Significant unfinished business with a woman’s own mother at the time she gives birth can also increase the risk of postpartum depression. Sharon had her first baby at the age of twenty-nine. About one week postpartum, she became severely depressed and was considering giving up breast-feeding. I helped her stick with it, which enhanced her self-esteem a great deal. She sought help with a psychiatrist for about six months and eventually pulled out of her depression. She later told me that she felt that the depression was directly related to the fact that her mother, an active alcoholic, simply couldn’t be present for her during this critical phase of her life. She said, “She wasn’t present for me when I was born because of her drinking, and she wasn’t present for the birth of my son for the same reason. Nevertheless, something deep within me really wanted her there, and so I invited her to come and help me out after the baby was born. But she wasn’t reliable, never could get it together to help me with anything, and ultimately, I ended up mothering her as well as my new baby. It’s so painful to have to give up the fantasy that somehow you will one day find the mother you never had.”

A woman can have a similar reaction if her relationship with her father is unsatisfactory. What it boils down to is this: When a woman gives birth, the process releases enormous energy for renewal and heal ing. Something deep within her longs to connect with and heal her own family. If her relationship with them is lacking in some way, this healing feeling will be height ened. The contrast between what could be and what actually is can add to a sense of loss or grief that contributes to depression.

Regardless of your circumstances, every woman needs to realize that having a baby is the real “change of life” and that she may not be fully prepared for this stressful time, especially if she lacks support. In my experience, most women don’t have nearly the support that they need during the postpartum time. Many are sleep-deprived and exhausted. I remember that after my first child was born, I left the house to go get groceries when she was about four days old. I closed the front door and walked out onto the porch.

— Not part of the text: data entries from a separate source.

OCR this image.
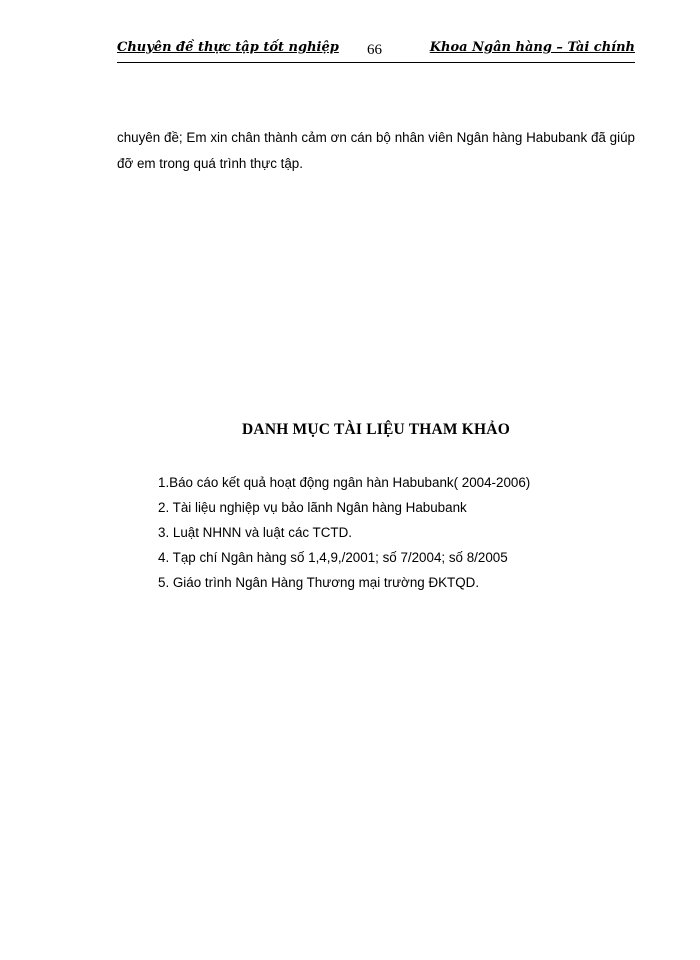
Chuyên đề thực tập tốt nghiệp 66	Khoa Ngân hàng – Tài chính

chuyên đề; Em xin chân thành cảm ơn cán bộ nhân viên Ngân hàng Habubank đã giúp đỡ em trong quá trình thực tập.

DANH MỤC TÀI LIỆU THAM KHẢO
1.Báo cáo kết quả hoạt động ngân hàn Habubank( 2004-2006)
2. Tài liệu nghiệp vụ bảo lãnh Ngân hàng Habubank
3. Luật NHNN và luật các TCTD.
4. Tạp chí Ngân hàng số 1,4,9,/2001; số 7/2004; số 8/2005
5. Giáo trình Ngân Hàng Thương mại trường ĐKTQD.
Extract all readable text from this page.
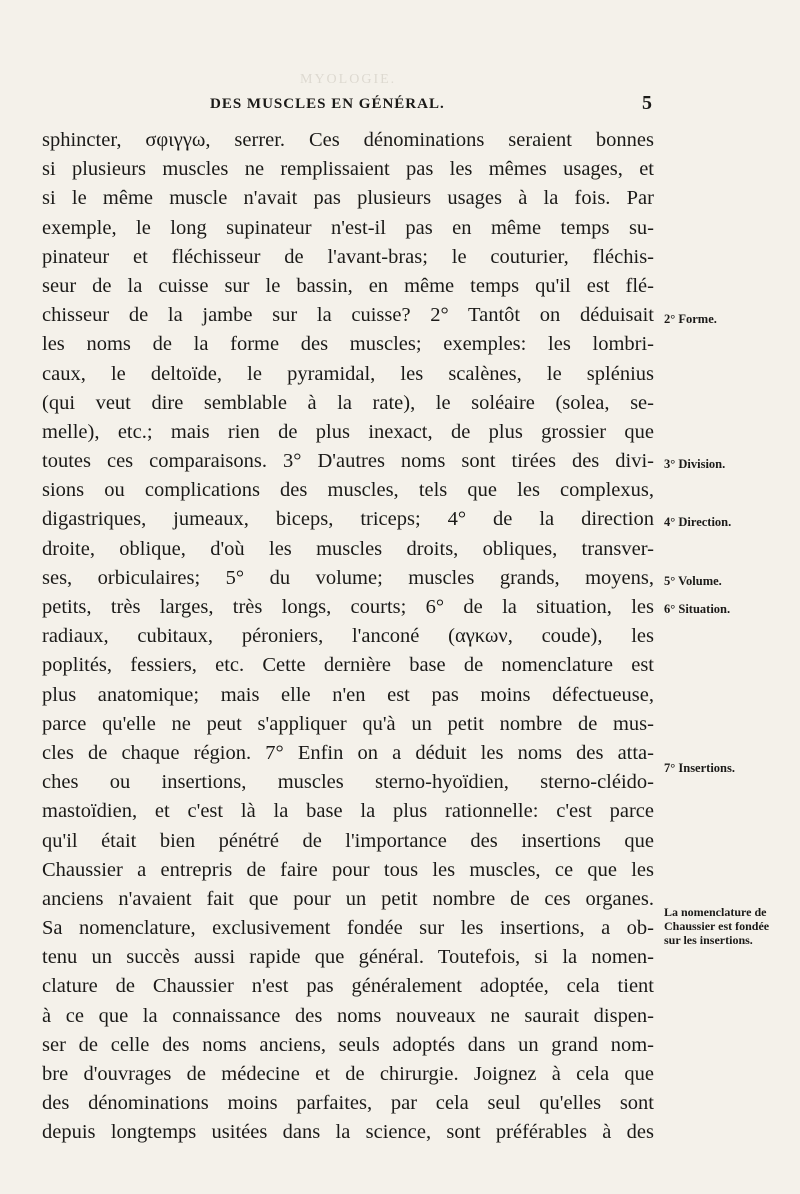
MYOLOGIE.
DES MUSCLES EN GÉNÉRAL.	5
sphincter, σφιγγω, serrer. Ces dénominations seraient bonnes
si plusieurs muscles ne remplissaient pas les mêmes usages, et
si le même muscle n'avait pas plusieurs usages à la fois. Par
exemple, le long supinateur n'est-il pas en même temps su-
pinateur et fléchisseur de l'avant-bras; le couturier, fléchis-
seur de la cuisse sur le bassin, en même temps qu'il est flé-
chisseur de la jambe sur la cuisse? 2° Tantôt on déduisait
les noms de la forme des muscles; exemples: les lombri-
caux, le deltoïde, le pyramidal, les scalènes, le splénius
(qui veut dire semblable à la rate), le soléaire (solea, se-
melle), etc.; mais rien de plus inexact, de plus grossier que
toutes ces comparaisons. 3° D'autres noms sont tirées des divi-
sions ou complications des muscles, tels que les complexus,
digastriques, jumeaux, biceps, triceps; 4° de la direction
droite, oblique, d'où les muscles droits, obliques, transver-
ses, orbiculaires; 5° du volume; muscles grands, moyens,
petits, très larges, très longs, courts; 6° de la situation, les
radiaux, cubitaux, péroniers, l'anconé (αγκων, coude), les
poplités, fessiers, etc. Cette dernière base de nomenclature est
plus anatomique; mais elle n'en est pas moins défectueuse,
parce qu'elle ne peut s'appliquer qu'à un petit nombre de mus-
cles de chaque région. 7° Enfin on a déduit les noms des atta-
ches ou insertions, muscles sterno-hyoïdien, sterno-cléido-
mastoïdien, et c'est là la base la plus rationnelle: c'est parce
qu'il était bien pénétré de l'importance des insertions que
Chaussier a entrepris de faire pour tous les muscles, ce que les
anciens n'avaient fait que pour un petit nombre de ces organes.
Sa nomenclature, exclusivement fondée sur les insertions, a ob-
tenu un succès aussi rapide que général. Toutefois, si la nomen-
clature de Chaussier n'est pas généralement adoptée, cela tient
à ce que la connaissance des noms nouveaux ne saurait dispen-
ser de celle des noms anciens, seuls adoptés dans un grand nom-
bre d'ouvrages de médecine et de chirurgie. Joignez à cela que
des dénominations moins parfaites, par cela seul qu'elles sont
depuis longtemps usitées dans la science, sont préférables à des
2° Forme.
3° Division.
4° Direction.
5° Volume.
6° Situation.
7° Insertions.
La nomenclature de Chaussier est fondée sur les insertions.
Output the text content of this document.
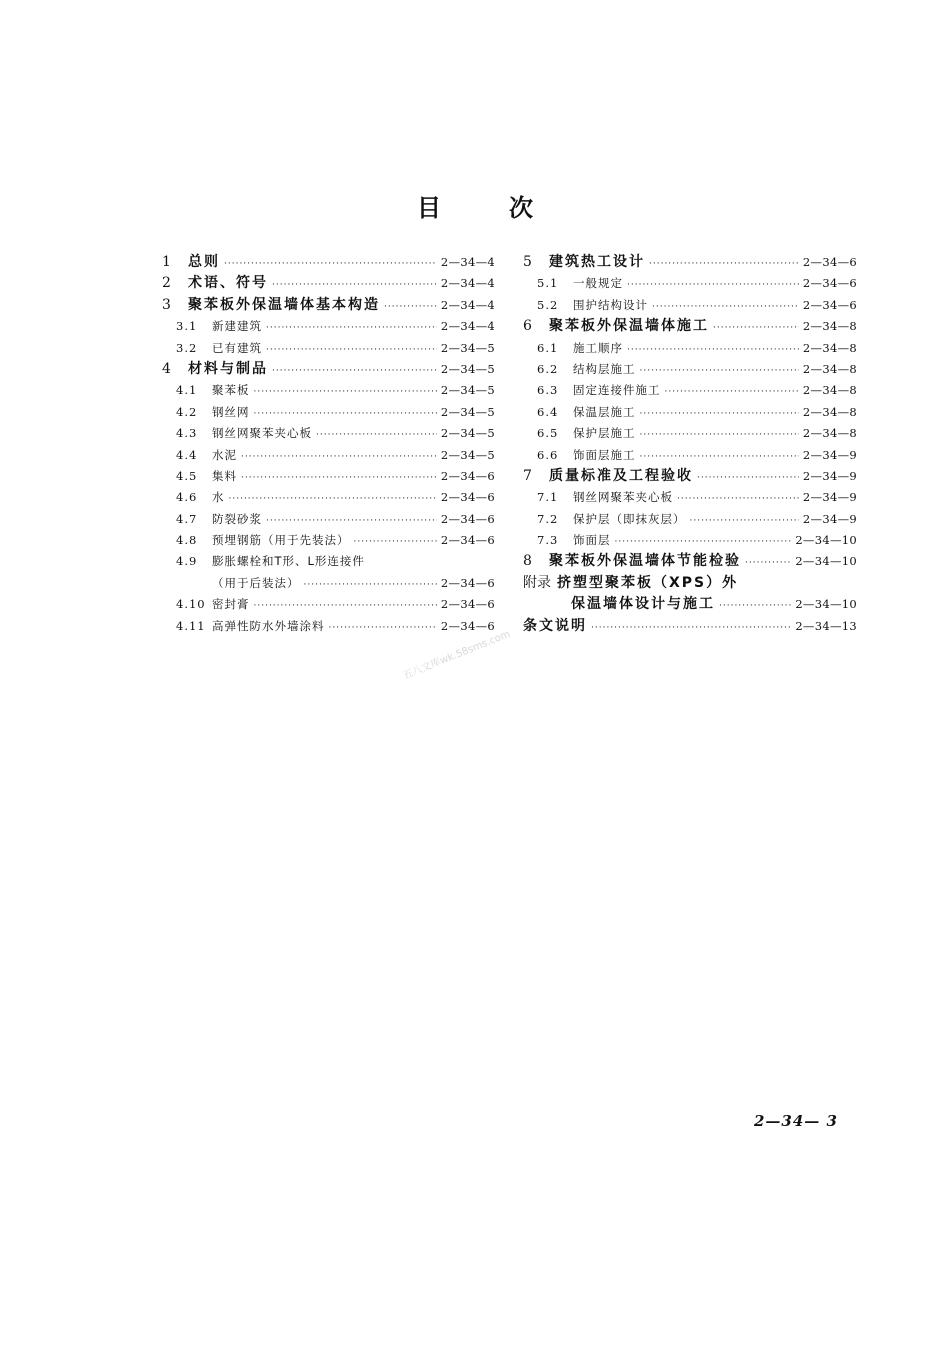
目	次
1	总则 ·····	2—34—4
2	术语、符号 ·····	2—34—4
3	聚苯板外保温墙体基本构造 ·····	2—34—4
3.1	新建建筑 ·····	2—34—4
3.2	已有建筑 ·····	2—34—5
4	材料与制品 ·····	2—34—5
4.1	聚苯板 ·····	2—34—5
4.2	钢丝网 ·····	2—34—5
4.3	钢丝网聚苯夹心板 ·····	2—34—5
4.4	水泥 ·····	2—34—5
4.5	集料 ·····	2—34—6
4.6	水 ·····	2—34—6
4.7	防裂砂浆 ·····	2—34—6
4.8	预埋钢筋（用于先装法） ·····	2—34—6
4.9	膨胀螺栓和T形、L形连接件
（用于后装法） ·····	2—34—6
4.10 密封膏 ·····	2—34—6
4.11 高弹性防水外墙涂料 ·····	2—34—6
5	建筑热工设计 ·····	2—34—6
5.1	一般规定 ·····	2—34—6
5.2	围护结构设计 ·····	2—34—6
6	聚苯板外保温墙体施工 ·····	2—34—8
6.1	施工顺序 ·····	2—34—8
6.2	结构层施工 ·····	2—34—8
6.3	固定连接件施工 ·····	2—34—8
6.4	保温层施工 ·····	2—34—8
6.5	保护层施工 ·····	2—34—8
6.6	饰面层施工 ·····	2—34—9
7	质量标准及工程验收 ·····	2—34—9
7.1	钢丝网聚苯夹心板 ·····	2—34—9
7.2	保护层（即抹灰层） ·····	2—34—9
7.3	饰面层 ·····	2—34—10
8	聚苯板外保温墙体节能检验 ·····	2—34—10
附录 挤塑型聚苯板（XPS）外
保温墙体设计与施工 ·····	2—34—10
条文说明 ·····	2—34—13
五八文库wk.58sms.com
2—34— 3
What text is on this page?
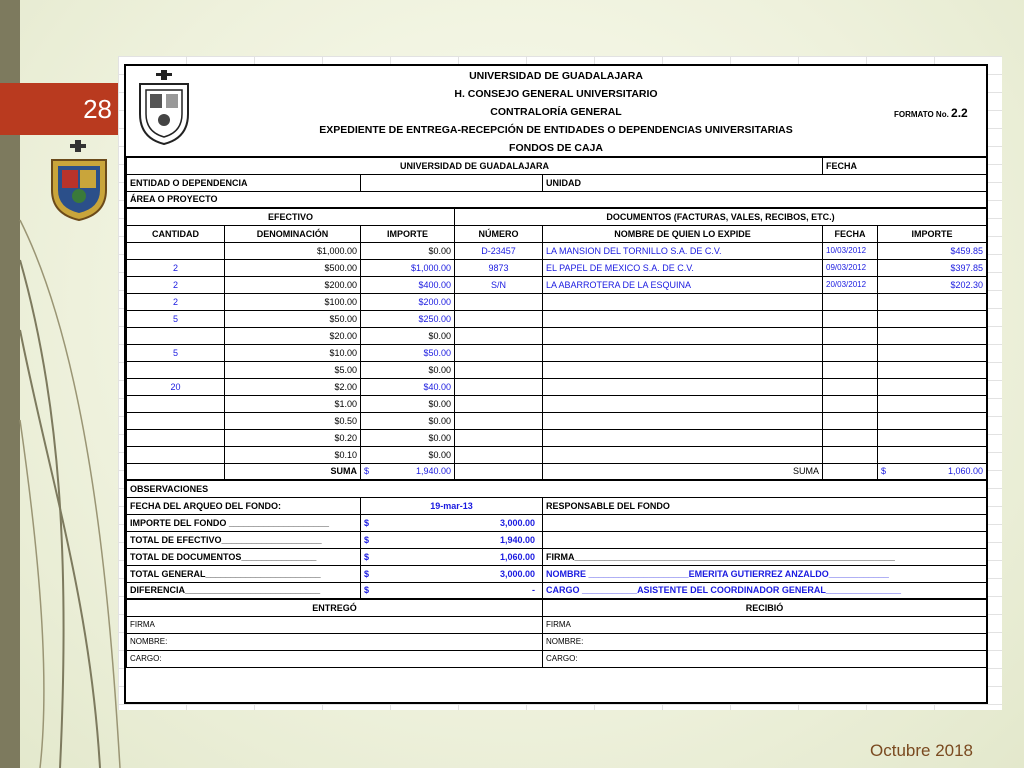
28
UNIVERSIDAD DE GUADALAJARA
H. CONSEJO GENERAL UNIVERSITARIO
CONTRALORÍA GENERAL
EXPEDIENTE DE ENTREGA-RECEPCIÓN DE ENTIDADES O DEPENDENCIAS UNIVERSITARIAS
FONDOS DE CAJA
FORMATO No. 2.2
UNIVERSIDAD DE GUADALAJARA					FECHA	
ENTIDAD O DEPENDENCIA				UNIDAD		
ÁREA O PROYECTO						
EFECTIVO			DOCUMENTOS (FACTURAS, VALES, RECIBOS, ETC.)			
CANTIDAD	DENOMINACIÓN	IMPORTE	NÚMERO	NOMBRE DE QUIEN LO EXPIDE	FECHA	IMPORTE
	$1,000.00	$0.00	D-23457	LA MANSION DEL TORNILLO S.A. DE C.V.	10/03/2012	$459.85
2	$500.00	$1,000.00	9873	EL PAPEL DE MEXICO S.A. DE C.V.	09/03/2012	$397.85
2	$200.00	$400.00	S/N	LA ABARROTERA DE LA ESQUINA	20/03/2012	$202.30
2	$100.00	$200.00				
5	$50.00	$250.00				
	$20.00	$0.00				
5	$10.00	$50.00				
	$5.00	$0.00				
20	$2.00	$40.00				
	$1.00	$0.00				
	$0.50	$0.00				
	$0.20	$0.00				
	$0.10	$0.00				
	SUMA	$ 1,940.00		SUMA		$ 1,060.00

OBSERVACIONES						
FECHA DEL ARQUEO DEL FONDO:		19-mar-13		RESPONSABLE DEL FONDO		
IMPORTE DEL FONDO ____________________		$ 3,000.00				

TOTAL DE EFECTIVO____________________		$ 1,940.00				

TOTAL DE DOCUMENTOS_______________		$ 1,060.00		FIRMA________________________________________________________________		
TOTAL GENERAL_______________________		$ 3,000.00		NOMBRE ____________________EMERITA GUTIERREZ ANZALDO____________		
DIFERENCIA___________________________		$ -		CARGO ___________ASISTENTE DEL COORDINADOR GENERAL_______________		
ENTREGÓ				RECIBIÓ		
FIRMA				FIRMA		
NOMBRE:				NOMBRE:		
CARGO:				CARGO:		
Octubre 2018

Then I remembered, “Oh, God, I can’t just leave. I have a baby.” In a moment of panic, I realized that I had altered my life forever and that there was no going back. We were preparing to move at the time, and each day my husband would come home from work and ask me how much I had gotten done. I told him that it was all I could do just to keep the baby fed, get some rest my self, and prepare meals. I was too exhausted and stressed out to do anything else. On top of that, I couldn’t seem to get motivated to go into overdrive, as I’d done so effectively for so long in my medical training. But I didn’t understand this, and neither did my husband, so my “fourth trimester” was not a healing time, to say the least.